Round barrow on Sproxton Moor, 410m north of Tom Smith's Cross

Overview

Heritage Category: Scheduled Monument

List Entry Number: 1019336

Date first listed: 24-May-1951

Date of most recent amendment: 10-Oct-2000

Map

Ordnance survey map of Round barrow on Sproxton Moor, 410m north of Tom Smith's Cross
© Crown Copyright and database right 2018. All rights reserved. Ordnance Survey Licence number 100024900.
© British Crown and SeaZone Solutions Limited 2018. All rights reserved. Licence number 102006.006.
Use of this data is subject to Terms and Conditions.

The above map is for quick reference purposes only and may not be to scale. For a copy of the full scale map, please see the attached PDF - 1019336 .pdf

The PDF will be generated from our live systems and may take a few minutes to download depending on how busy our servers are. We apologise for this delay.

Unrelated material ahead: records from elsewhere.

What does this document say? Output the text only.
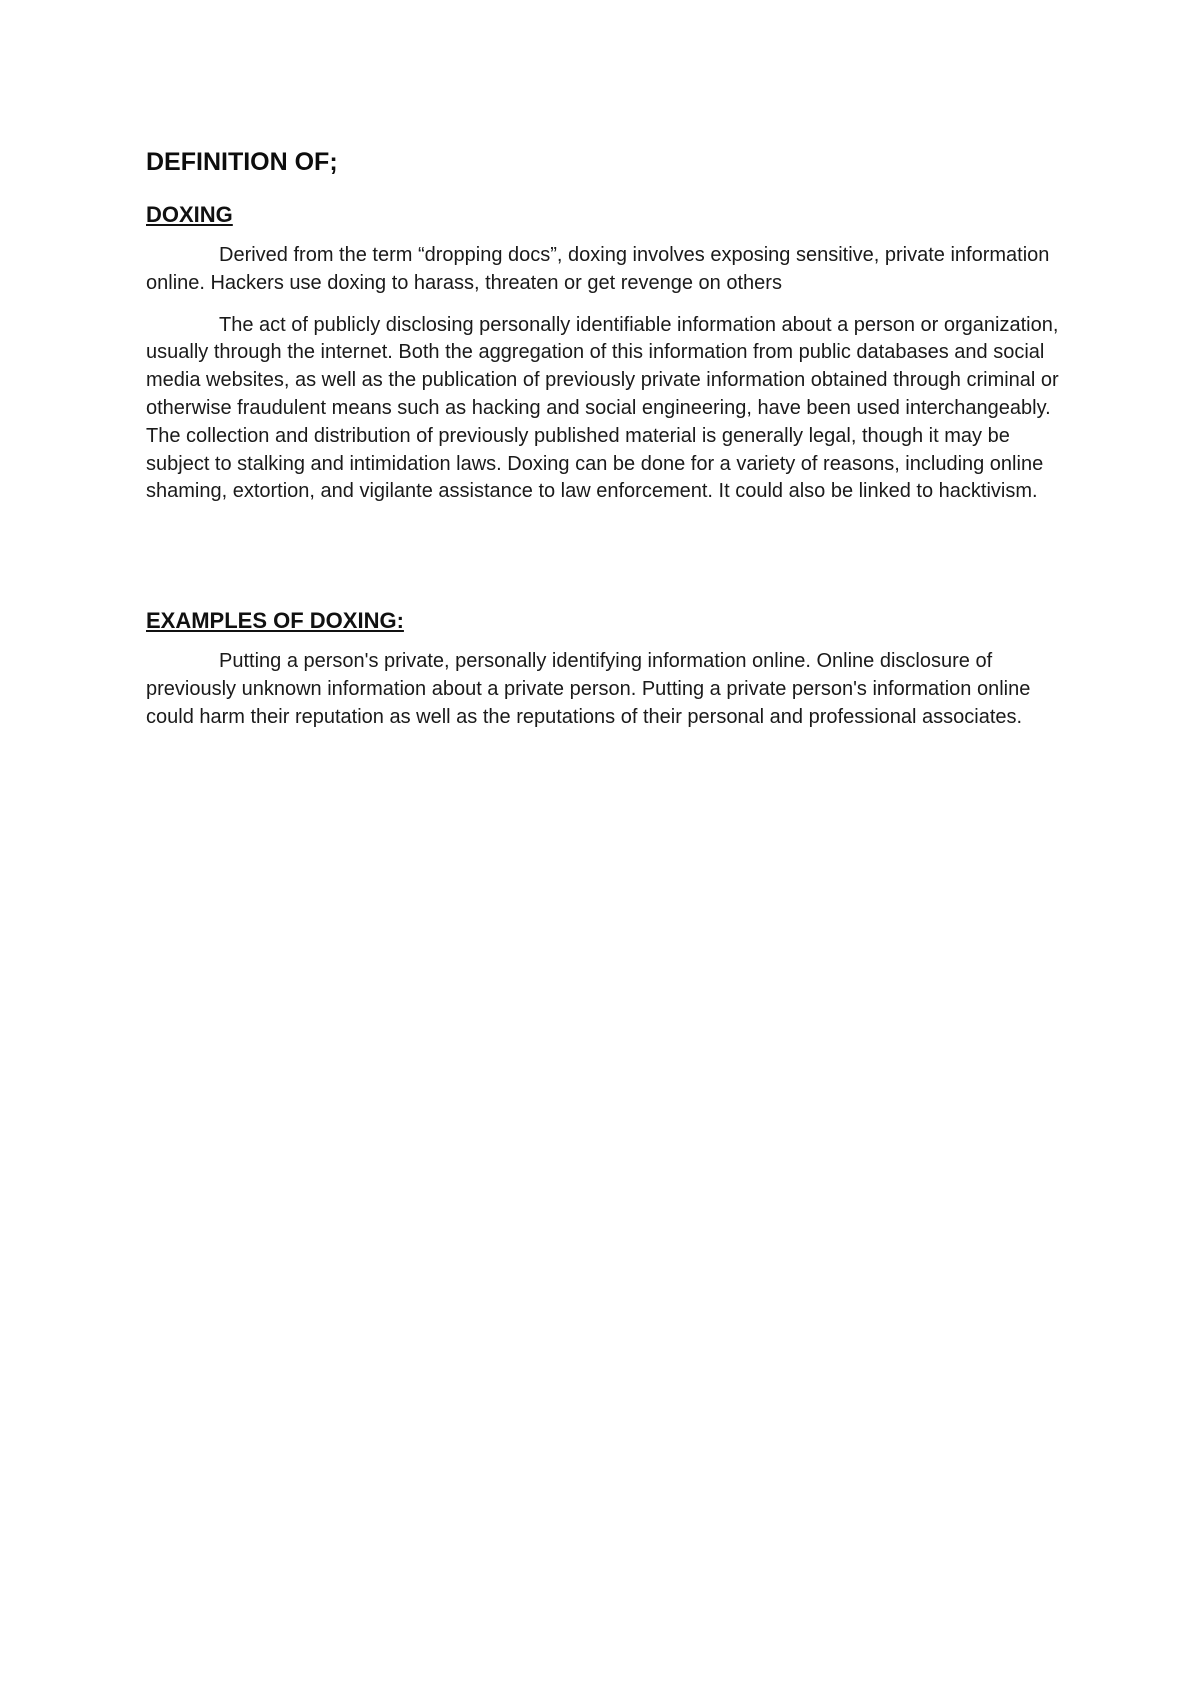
DEFINITION OF;
DOXING

Derived from the term “dropping docs”, doxing involves exposing sensitive, private information online. Hackers use doxing to harass, threaten or get revenge on others

The act of publicly disclosing personally identifiable information about a person or organization, usually through the internet. Both the aggregation of this information from public databases and social media websites, as well as the publication of previously private information obtained through criminal or otherwise fraudulent means such as hacking and social engineering, have been used interchangeably. The collection and distribution of previously published material is generally legal, though it may be subject to stalking and intimidation laws. Doxing can be done for a variety of reasons, including online shaming, extortion, and vigilante assistance to law enforcement. It could also be linked to hacktivism.

EXAMPLES OF DOXING:

Putting a person's private, personally identifying information online. Online disclosure of previously unknown information about a private person. Putting a private person's information online could harm their reputation as well as the reputations of their personal and professional associates.
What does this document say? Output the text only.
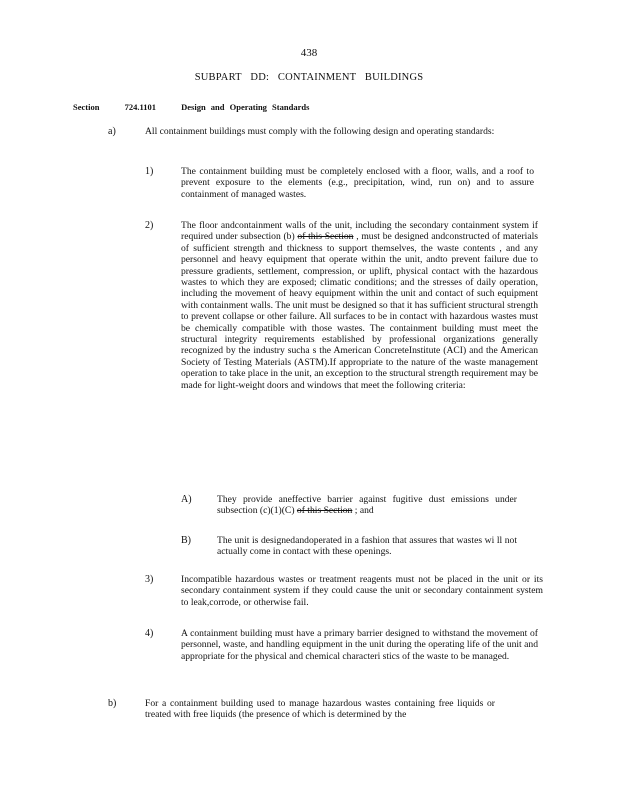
438
SUBPART DD: CONTAINMENT BUILDINGS
Section	724.1101	Design and Operating Standards
a)	All containment buildings must comply with the following design and operating standards:
1)	The containment building must be completely enclosed with a floor, walls, and a roof to prevent exposure to the elements (e.g., precipitation, wind, run on) and to assure containment of managed wastes.
2)	The floor andcontainment walls of the unit, including the secondary containment system if required under subsection (b) of this Section , must be designed andconstructed of materials of sufficient strength and thickness to support themselves, the waste contents , and any personnel and heavy equipment that operate within the unit, andto prevent failure due to pressure gradients, settlement, compression, or uplift, physical contact with the hazardous wastes to which they are exposed; climatic conditions; and the stresses of daily operation, including the movement of heavy equipment within the unit and contact of such equipment with containment walls. The unit must be designed so that it has sufficient structural strength to prevent collapse or other failure. All surfaces to be in contact with hazardous wastes must be chemically compatible with those wastes. The containment building must meet the structural integrity requirements established by professional organizations generally recognized by the industry sucha s the American ConcreteInstitute (ACI) and the American Society of Testing Materials (ASTM).If appropriate to the nature of the waste management operation to take place in the unit, an exception to the structural strength requirement may be made for light-weight doors and windows that meet the following criteria:
A)	They provide aneffective barrier against fugitive dust emissions under subsection (c)(1)(C) of this Section ; and
B)	The unit is designedandoperated in a fashion that assures that wastes wi ll not actually come in contact with these openings.
3)	Incompatible hazardous wastes or treatment reagents must not be placed in the unit or its secondary containment system if they could cause the unit or secondary containment system to leak,corrode, or otherwise fail.
4)	A containment building must have a primary barrier designed to withstand the movement of personnel, waste, and handling equipment in the unit during the operating life of the unit and appropriate for the physical and chemical characteri stics of the waste to be managed.
b)	For a containment building used to manage hazardous wastes containing free liquids or treated with free liquids (the presence of which is determined by the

This copy shows the entry on 09-Dec-2018 at 19:08:34.

Location

The building or site itself may lie within the boundary of more than one authority.

County: North Yorkshire

District: Ryedale (District Authority)

Parish: Old Byland and Scawton

National Park: NORTH YORK MOORS

National Grid Reference: SE 56996 81494

Summary

Legacy Record - This information may be included in the List Entry Details.

Reasons for Designation

Round barrows are funerary monuments dating from the Late Neolithic period to the Late Bronze Age, with most examples belonging to the period 2400-1500 BC. They were constructed as earthen mounds, sometimes ditched, which covered single or multiple burials. They occur either in isolation or grouped as cemeteries and often acted as a focus of burials in later periods. Often superficially similar, although differing widely in size, they exhibit regional variations in form and a diversity of burial practices. There are over 10,000 surviving examples recorded nationally (many more have already been destroyed), occurring across most of Britain, including the Wessex area where it is often possible to classify them more closely, for example as bowl or bell barrows. Often occupying prominent locations, they are a major historic element in the modern landscape and their considerable variation in form and longevity as a monument type provide important information on the diversity of beliefs and social organisations amongst early prehistoric communities. They are particularly representative of their period and a substantial proportion of surviving examples are considered worthy of protection.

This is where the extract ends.